Gamble: Stan, you talked about how it is certainly somewhat different being part of such a large system at Intermountain, and also one that has both a CMIO and a CHIO. In your role, how closely do you work with the CHIO?
Huff: Very closely. In fact, just recently, he became my boss, so I’m under his direction. Until recently, I reported to the CIO and the CHIO reported to the chief medical officer. So it was sort of a division between the technical side and the direct patient care side. We work very closely together.
Gamble: And as far as the division of responsibility, is that something that has evolved along the way? Is it pretty cut and dry between where those responsibilities fall?
Huff: It’s pretty clear, but it has evolved over time. A lot of it is not probably as intentional a division as it is just based on my interests and abilities. I focused a lot of my career on interoperability participating in HL7, working as a co-chair of the LOINC committee early on as part of SNOMED and the development of these coded terminologies. And so my knowledge and skills really have to do with architecture and infrastructure and interoperability. If the personnel changed, I’m not sure that it wouldn’t be consolidated in a different way.
One thing interesting that’s going on at Intermountain is that, similar to others, we’re at the tail end of migrating from our legacy systems to Cerner. We’ve got one hospital left — our pediatric hospital. Some interesting issues that have arisen, especially pertaining to my role, are around what we do next.
We now have to transition from an organization that was optimized for configuring and implementing the system and training docs to saying, ‘how do we now enhance the system to make it useful and productive, and to increase productivity rather than decrease productivity?’ Some of the leadership at Intermountain approach this by saying, ‘Well, we bought Cerner’s system, and so we don’t need medical informatics anymore. We don’t need people who are knowledgeable because Cerner is going to take care of that.’ Of course I argue that vehemently. And we’ve been happy with Cerner; we think they’re a good company, but they have different goals and different responsibilities than Intermountain Healthcare has. It would be the most foolish thing in the world to think that we would just follow whatever Cerner told us to do in terms of system architecture, in terms of knowing which ancillary systems we should buy and interface as opposed to just using their standard product, those kind of things.

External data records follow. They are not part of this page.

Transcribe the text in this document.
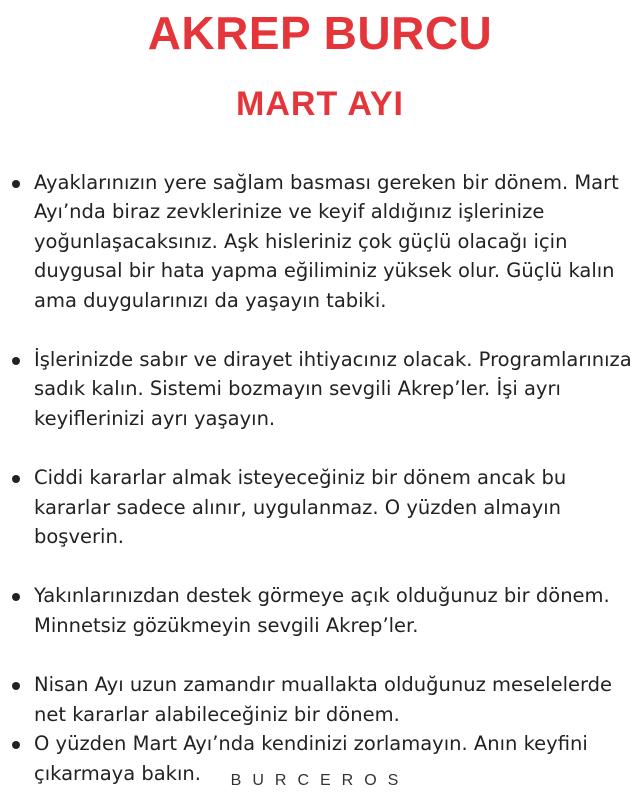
AKREP BURCU
MART AYI
Ayaklarınızın yere sağlam basması gereken bir dönem. Mart Ayı’nda biraz zevklerinize ve keyif aldığınız işlerinize yoğunlaşacaksınız. Aşk hisleriniz çok güçlü olacağı için duygusal bir hata yapma eğiliminiz yüksek olur. Güçlü kalın ama duygularınızı da yaşayın tabiki.
İşlerinizde sabır ve dirayet ihtiyacınız olacak. Programlarınıza sadık kalın. Sistemi bozmayın sevgili Akrep’ler. İşi ayrı keyiflerinizi ayrı yaşayın.
Ciddi kararlar almak isteyeceğiniz bir dönem ancak bu kararlar sadece alınır, uygulanmaz. O yüzden almayın boşverin.
Yakınlarınızdan destek görmeye açık olduğunuz bir dönem. Minnetsiz gözükmeyin sevgili Akrep’ler.
Nisan Ayı uzun zamandır muallakta olduğunuz meselelerde net kararlar alabileceğiniz bir dönem.
O yüzden Mart Ayı’nda kendinizi zorlamayın. Anın keyfini çıkarmaya bakın.	BURCEROS
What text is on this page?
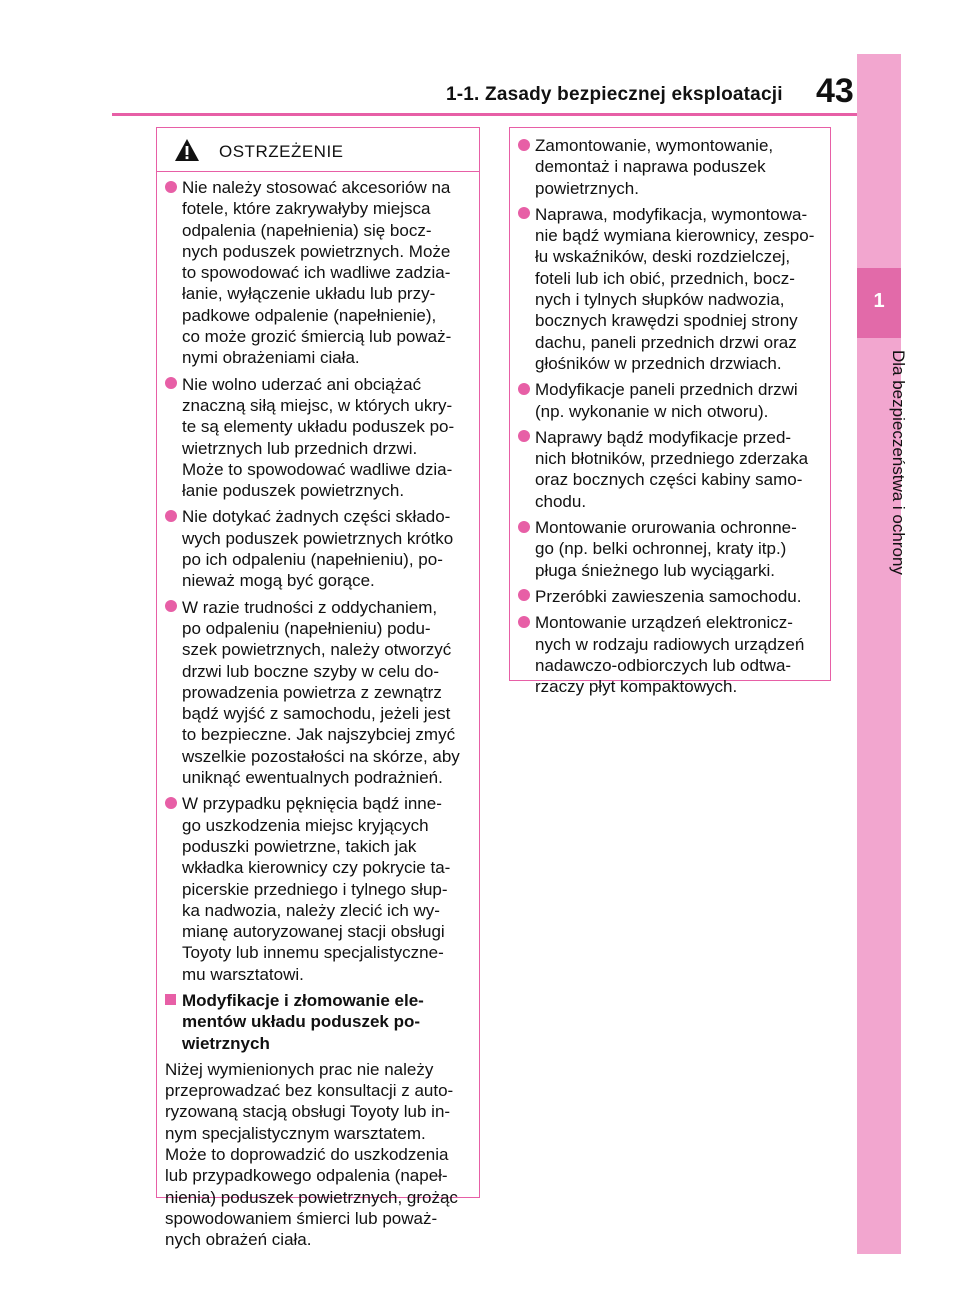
1-1. Zasady bezpiecznej eksploatacji 43
1
Dla bezpieczeństwa i ochrony
OSTRZEŻENIE
Nie należy stosować akcesoriów na
fotele, które zakrywałyby miejsca
odpalenia (napełnienia) się bocz-
nych poduszek powietrznych. Może
to spowodować ich wadliwe zadzia-
łanie, wyłączenie układu lub przy-
padkowe odpalenie (napełnienie),
co może grozić śmiercią lub poważ-
nymi obrażeniami ciała.
Nie wolno uderzać ani obciążać
znaczną siłą miejsc, w których ukry-
te są elementy układu poduszek po-
wietrznych lub przednich drzwi.
Może to spowodować wadliwe dzia-
łanie poduszek powietrznych.
Nie dotykać żadnych części składo-
wych poduszek powietrznych krótko
po ich odpaleniu (napełnieniu), po-
nieważ mogą być gorące.
W razie trudności z oddychaniem,
po odpaleniu (napełnieniu) podu-
szek powietrznych, należy otworzyć
drzwi lub boczne szyby w celu do-
prowadzenia powietrza z zewnątrz
bądź wyjść z samochodu, jeżeli jest
to bezpieczne. Jak najszybciej zmyć
wszelkie pozostałości na skórze, aby
uniknąć ewentualnych podrażnień.
W przypadku pęknięcia bądź inne-
go uszkodzenia miejsc kryjących
poduszki powietrzne, takich jak
wkładka kierownicy czy pokrycie ta-
picerskie przedniego i tylnego słup-
ka nadwozia, należy zlecić ich wy-
mianę autoryzowanej stacji obsługi
Toyoty lub innemu specjalistyczne-
mu warsztatowi.
Modyfikacje i złomowanie ele-
mentów układu poduszek po-
wietrznych
Niżej wymienionych prac nie należy
przeprowadzać bez konsultacji z auto-
ryzowaną stacją obsługi Toyoty lub in-
nym specjalistycznym warsztatem.
Może to doprowadzić do uszkodzenia
lub przypadkowego odpalenia (napeł-
nienia) poduszek powietrznych, grożąc
spowodowaniem śmierci lub poważ-
nych obrażeń ciała.
Zamontowanie, wymontowanie,
demontaż i naprawa poduszek
powietrznych.
Naprawa, modyfikacja, wymontowa-
nie bądź wymiana kierownicy, zespo-
łu wskaźników, deski rozdzielczej,
foteli lub ich obić, przednich, bocz-
nych i tylnych słupków nadwozia,
bocznych krawędzi spodniej strony
dachu, paneli przednich drzwi oraz
głośników w przednich drzwiach.
Modyfikacje paneli przednich drzwi
(np. wykonanie w nich otworu).
Naprawy bądź modyfikacje przed-
nich błotników, przedniego zderzaka
oraz bocznych części kabiny samo-
chodu.
Montowanie orurowania ochronne-
go (np. belki ochronnej, kraty itp.)
pługa śnieżnego lub wyciągarki.
Przeróbki zawieszenia samochodu.
Montowanie urządzeń elektronicz-
nych w rodzaju radiowych urządzeń
nadawczo-odbiorczych lub odtwa-
rzaczy płyt kompaktowych.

The other thing that’s become apparent is that there are lots of things that would improve Cerner’s infrastructure. Now, how interested they are in doing that is not 100 percent clear, but they have made, I think, an important shift in their strategy by thinking about themselves as a platform rather than thinking about themselves as providing every application that’s needed for the enterprise. I think they’ve realized that they can’t do the latter. They can’t be the source of every piece of software that we want and need; that the marketplace needs to change. And so those are some of the important issues I talk about with our leadership that I’m sure come up in different ways with the other organizations as well.